Salvar a democracia da pandemia
A experiência única que estamos a viver é um imenso desafio à ordem democrática, na medida em que pode ser aproveitada para toda a sorte de abusos
“A pandemia não pode matar a democracia”, escrevia ontem São José de Almeida, a propósito dos rumores de adiamento de próximos actos eleitorais – mais concretamente, das presidenciais – que se têm vindo a insinuar nos últimos tempos. É um juízo avisado, que subscrevo, embora não deixe de recordar que a segunda volta das municipais em França teve de ser adiada devido aos constrangimentos do confinamento que poderiam afectar uma expressão genuína da vontade dos eleitores (como afectaram, de facto, a primeira volta, levando a maioria da classe política a rever a sua posição contra o adiamento).
Nada é a preto e branco. Obviamente, a tentação dos adiamentos pode constituir um vírus perigoso para o Estado de direito – e não é por acaso que se fala dessa eventualidade relativamente às próximas presidenciais americanas, perante a iminência de uma derrota de Trump (embora este seja, como se sabe, um céptico esquizofrénico face aos riscos reais da covid-19…). Já na Polónia, as presidenciais realizadas essencialmente por via postal foram postas em causa devido à sua democraticidade mais do que duvidosa, enquanto, na Hungria, Órban se aproveitava da crise sanitária para impor a sua ditadura de facto sobre o país. Resumindo: apesar do nevoeiro político introduzido pelo coronavírus, teremos de analisar caso a caso para que, como lembra São José Almeida, a pandemia não mate a democracia.
De facto, a experiência única que estamos a viver é um imenso desafio à ordem democrática, na medida em que pode ser aproveitada para toda a sorte de abusos – alguns deles ocultados até por aparentes boas intenções humanitárias. A capacidade de discernimento dos cidadãos é vivamente posta à prova, para distinguir aquilo que é feito a bem da comunidade daquilo que disso se aproveita para legitimar poderes cada vez mais opacos e tendencialmente anti-democráticos. Por outro lado, também não é por acaso que a presente conjuntura internacional é propícia às mais retrógradas e venenosas teorias da conspiração, promovidas por movimentos de extrema-direita, negando a evidência dos perigos da covid-19 e promovendo campanhas contra as vacinas. O caso Bolsonaro no Brasil, uma caricatura tropical do trumpismo americano, dá que pensar sobre as ameaças da atmosfera obscurantista que pesa sobre o mundo.
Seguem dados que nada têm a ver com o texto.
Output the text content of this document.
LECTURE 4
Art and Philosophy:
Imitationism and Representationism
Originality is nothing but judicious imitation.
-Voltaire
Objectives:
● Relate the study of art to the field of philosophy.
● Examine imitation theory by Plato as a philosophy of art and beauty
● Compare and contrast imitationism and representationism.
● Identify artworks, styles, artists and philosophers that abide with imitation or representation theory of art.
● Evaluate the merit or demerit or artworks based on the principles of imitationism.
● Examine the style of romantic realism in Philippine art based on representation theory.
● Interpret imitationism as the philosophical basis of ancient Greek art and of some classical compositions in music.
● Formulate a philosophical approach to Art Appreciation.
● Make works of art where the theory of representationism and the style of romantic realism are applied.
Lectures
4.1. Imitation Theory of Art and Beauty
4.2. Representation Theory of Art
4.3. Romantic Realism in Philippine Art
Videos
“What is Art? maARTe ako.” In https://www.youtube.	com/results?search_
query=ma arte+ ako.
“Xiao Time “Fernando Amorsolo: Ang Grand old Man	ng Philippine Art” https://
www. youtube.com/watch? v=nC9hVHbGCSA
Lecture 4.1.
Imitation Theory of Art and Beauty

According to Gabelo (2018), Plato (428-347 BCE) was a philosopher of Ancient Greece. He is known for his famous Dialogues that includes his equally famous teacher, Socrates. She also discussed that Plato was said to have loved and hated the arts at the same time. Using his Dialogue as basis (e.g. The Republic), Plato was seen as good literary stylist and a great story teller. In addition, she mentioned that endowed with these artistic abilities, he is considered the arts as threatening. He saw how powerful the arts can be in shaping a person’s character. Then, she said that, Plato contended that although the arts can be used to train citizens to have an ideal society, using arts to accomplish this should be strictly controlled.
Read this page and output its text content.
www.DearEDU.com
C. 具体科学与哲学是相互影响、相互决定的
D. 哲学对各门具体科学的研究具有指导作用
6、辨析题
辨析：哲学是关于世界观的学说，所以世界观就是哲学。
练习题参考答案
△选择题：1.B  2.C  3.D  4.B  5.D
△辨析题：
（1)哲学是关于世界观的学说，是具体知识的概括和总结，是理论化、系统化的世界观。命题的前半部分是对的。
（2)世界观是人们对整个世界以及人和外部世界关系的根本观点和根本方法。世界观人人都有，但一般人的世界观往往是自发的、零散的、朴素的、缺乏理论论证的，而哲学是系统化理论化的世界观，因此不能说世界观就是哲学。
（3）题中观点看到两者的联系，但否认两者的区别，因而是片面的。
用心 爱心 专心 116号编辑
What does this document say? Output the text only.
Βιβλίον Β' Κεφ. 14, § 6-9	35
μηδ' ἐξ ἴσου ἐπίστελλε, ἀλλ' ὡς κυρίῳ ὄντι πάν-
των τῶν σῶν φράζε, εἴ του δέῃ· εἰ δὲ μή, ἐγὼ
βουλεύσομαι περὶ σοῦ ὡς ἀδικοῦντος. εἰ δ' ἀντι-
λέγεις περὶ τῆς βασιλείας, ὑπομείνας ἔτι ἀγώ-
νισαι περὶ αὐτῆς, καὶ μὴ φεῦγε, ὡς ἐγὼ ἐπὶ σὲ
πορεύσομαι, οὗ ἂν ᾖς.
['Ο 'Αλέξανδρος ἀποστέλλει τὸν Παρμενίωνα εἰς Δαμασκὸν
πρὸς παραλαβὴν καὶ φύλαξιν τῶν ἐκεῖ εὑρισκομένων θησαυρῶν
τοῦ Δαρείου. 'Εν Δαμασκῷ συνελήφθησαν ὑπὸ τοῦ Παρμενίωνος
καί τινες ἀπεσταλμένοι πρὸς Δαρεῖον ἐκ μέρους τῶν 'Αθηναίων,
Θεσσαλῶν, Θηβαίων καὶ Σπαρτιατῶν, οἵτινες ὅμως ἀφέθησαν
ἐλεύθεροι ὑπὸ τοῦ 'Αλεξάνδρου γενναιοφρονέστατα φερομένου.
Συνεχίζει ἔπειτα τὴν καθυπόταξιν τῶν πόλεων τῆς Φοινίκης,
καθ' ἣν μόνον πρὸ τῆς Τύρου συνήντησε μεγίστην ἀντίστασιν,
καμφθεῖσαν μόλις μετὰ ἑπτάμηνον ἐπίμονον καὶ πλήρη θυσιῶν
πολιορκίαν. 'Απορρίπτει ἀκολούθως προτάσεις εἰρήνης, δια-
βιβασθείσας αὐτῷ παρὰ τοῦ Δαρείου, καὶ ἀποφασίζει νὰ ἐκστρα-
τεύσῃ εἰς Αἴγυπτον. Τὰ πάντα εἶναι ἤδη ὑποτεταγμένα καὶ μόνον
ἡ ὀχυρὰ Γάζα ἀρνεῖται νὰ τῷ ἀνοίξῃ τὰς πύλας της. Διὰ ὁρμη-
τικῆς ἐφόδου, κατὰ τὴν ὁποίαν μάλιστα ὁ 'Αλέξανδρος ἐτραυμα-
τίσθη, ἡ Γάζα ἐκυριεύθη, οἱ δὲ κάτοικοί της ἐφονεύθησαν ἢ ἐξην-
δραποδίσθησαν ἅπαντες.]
Entretanto, limitando-nos à actualidade portuguesa, é interessante verificar até que ponto a confusão criada em torno das presidenciais – depois da declaração de António Costa a favor da reeleição de Marcelo e com a hipotética candidatura de Ana Gomes ou a candidatura-surpresa de Miguel Albuquerque – tem servido de teste à crise de referências cada vez mais aguda em que mergulhou o mundo político, apesar (ou por causa, já que as coisas nunca são lineares) da quase unanimidade suscitada pela gestão da crise sanitária. Não por acaso, no momento em que o PS deixava escapar o mal-estar causado pelo apoio intempestivo de Costa a Marcelo (tentando esconder o choque com Centeno a propósito do Novo Banco), o que ocupava simultaneamente o centro do palco era a opacidade do funcionamento do Estado em questões altamente lesivas dos interesses dos contribuintes. Por outras palavras: tornava-se insustentável o secretismo do contrato que envolve o Estado (via Fundo de Resolução) e o principal accionista do Novo Banco, o fundo americano Lone Star, favorecendo operações financeiras obscuras e eventualmente chocantes, à margem de um efectivo escrutínio e controlo público.
O requerimento formal do Bloco de Esquerda ao Fundo de Resolução para que esse contrato seja revelado ultrapassa o âmbito deste caso exemplar e abrange toda uma zona sombria da intervenção do Estado (no campo financeiro e não só), sendo, por isso, de indiscutível interesse nacional, sejam quais forem as reservas ideológicas que suscitem o partido requerente. A democracia não pode ser opaca, com ou sem pandemia.